At the moment the shock came over me, I also felt as though I was being lifted as much as my body fell into the shock. I was now being carried by an unseen force. Periodically, I had to look down at the ground to assure myself, in actuality, I was indeed standing on the earth. I felt more as if I were floating along, being carried through. I did not feel alone, I felt completely surrounded at all times, knowing, feeling and being in the love of an incredible power.
It’s a power I had believed in, could not see, and now know with a surety, exists. I’ve felt this in ways beyond what I had believed or guessed. What I need to convey is that I was not functioning as I had been before. I could not have done all the levels of those first ‘after’ experiences on my own. I was in a state of complete shock.
I’m amazed to see such a genuine smile in these pictures taken just days after Grant died. That smile faded as the shock wore off and I was gently and gradually placed back on the ground as real life set in. The smile you see here would take over a year to reappear. These pictures are from that first Celebration of Grant’s Life near where he would fly almost daily. The smile is not because I’m happy, it’s because I’m in a completely different experience than death during these moments.
We’d rather celebrate life than mourn death, so that’s the spirit in which we did what we did. We held it at the park he loved. The one he flew out of that fateful night and never returned to. I thought it fitting to celebrate the life he lived in the place he loved. He loved so much and lived so big. He wasn’t afraid of the cost. It was where we needed to celebrate him. I drove his truck to the park and parked in his spot, just the way he parked. Just as if he were there, exactly as he would have done.
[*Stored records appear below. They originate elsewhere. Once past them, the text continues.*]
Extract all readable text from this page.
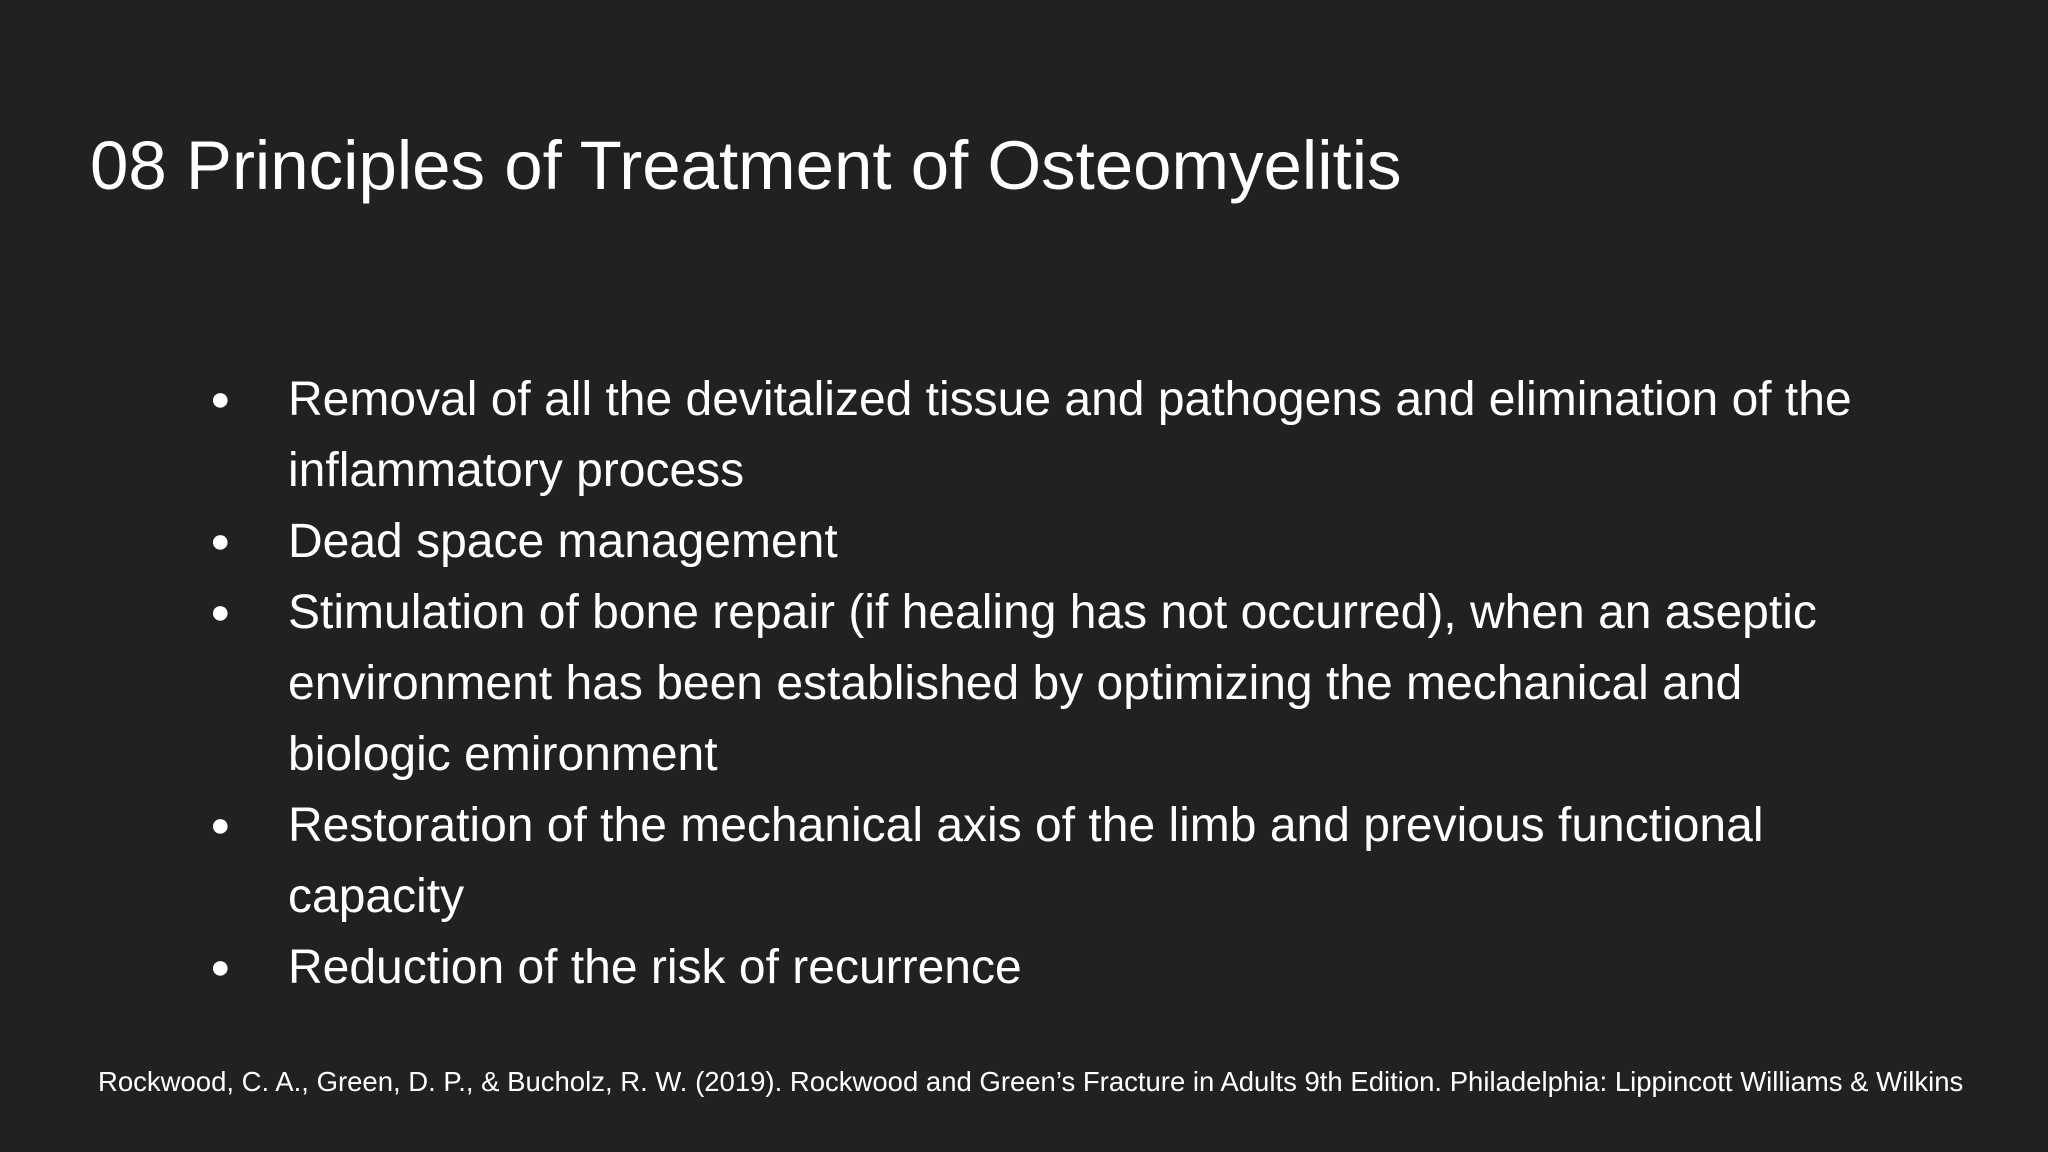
08 Principles of Treatment of Osteomyelitis
●	Removal of all the devitalized tissue and pathogens and elimination of the inflammatory process
●	Dead space management
●	Stimulation of bone repair (if healing has not occurred), when an aseptic environment has been established by optimizing the mechanical and biologic emironment
●	Restoration of the mechanical axis of the limb and previous functional capacity
●	Reduction of the risk of recurrence

Rockwood, C. A., Green, D. P., & Bucholz, R. W. (2019). Rockwood and Green’s Fracture in Adults 9th Edition. Philadelphia: Lippincott Williams & Wilkins
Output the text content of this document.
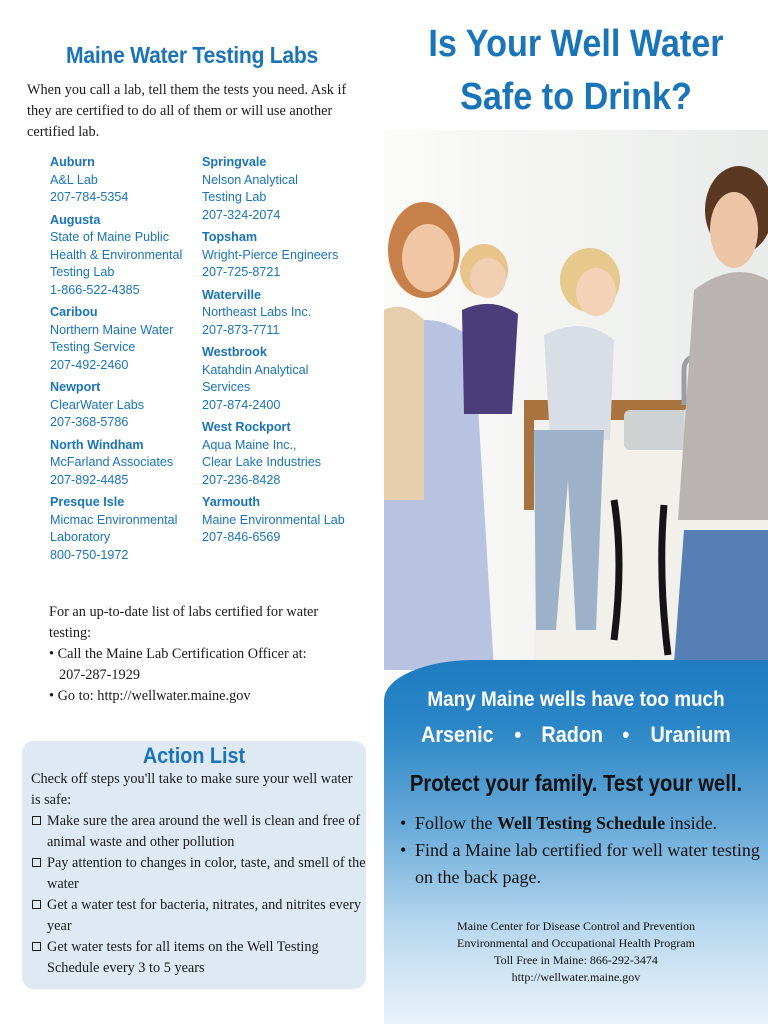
Maine Water Testing Labs
When you call a lab, tell them the tests you need. Ask if they are certified to do all of them or will use another certified lab.
Auburn
A&L Lab
207-784-5354
Augusta
State of Maine Public
Health & Environmental
Testing Lab
1-866-522-4385
Caribou
Northern Maine Water
Testing Service
207-492-2460
Newport
ClearWater Labs
207-368-5786
North Windham
McFarland Associates
207-892-4485
Presque Isle
Micmac Environmental
Laboratory
800-750-1972
Springvale
Nelson Analytical
Testing Lab
207-324-2074
Topsham
Wright-Pierce Engineers
207-725-8721
Waterville
Northeast Labs Inc.
207-873-7711
Westbrook
Katahdin Analytical
Services
207-874-2400
West Rockport
Aqua Maine Inc.,
Clear Lake Industries
207-236-8428
Yarmouth
Maine Environmental Lab
207-846-6569
For an up-to-date list of labs certified for water testing:
• Call the Maine Lab Certification Officer at:
207-287-1929
• Go to: http://wellwater.maine.gov
Action List
Check off steps you'll take to make sure your well water is safe:
Make sure the area around the well is clean and free of animal waste and other pollution
Pay attention to changes in color, taste, and smell of the water
Get a water test for bacteria, nitrates, and nitrites every year
Get water tests for all items on the Well Testing Schedule every 3 to 5 years
Is Your Well Water
Safe to Drink?
Many Maine wells have too much
Arsenic • Radon • Uranium
Protect your family. Test your well.
• Follow the Well Testing Schedule inside.
• Find a Maine lab certified for well water testing on the back page.
Maine Center for Disease Control and Prevention
Environmental and Occupational Health Program
Toll Free in Maine: 866-292-3474
http://wellwater.maine.gov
I felt as if there was a new birth of me, the me who would live after his death. The me who would live in the celebration of the life he lived. That thought clung to me, it meant, I’m still here. I’m still living and my husband is not here to experience temporal life with me. I asked myself, what is the life I’m now living? With the invitation to step into that new life calling me forward. “Ok,” I responded, and that has changed me.
At the Celebration, I floated around from person to person, and all I could feel was love being poured out. That buoyed me while in this intense shock of his passing. It enhanced the already near illusion that I wasn’t on the ground. I spoke to the attendees of Grant, of his life as if he were there and smiling at me. He was.
It was his party at his park. He wouldn’t miss that. He was having fun. I could feel it. Perhaps, his presence there increased my smiles, to be around him again. It felt as if he were celebrating his own life with us. We finally were throwing him the party he deserved. He was in his party mode and loved all the people there that showed up for him.
After everyone went home, the park was cleaned up, and last hugs were shared among us still living in this world. I got in his truck and drove home. I went back home to the place he no longer was. I returned to my previous reality as he returned to his new reality. I was home where it was again time to face my life of celebration or not. I now begin to see what is real for me after this day was done and the quiet sets in.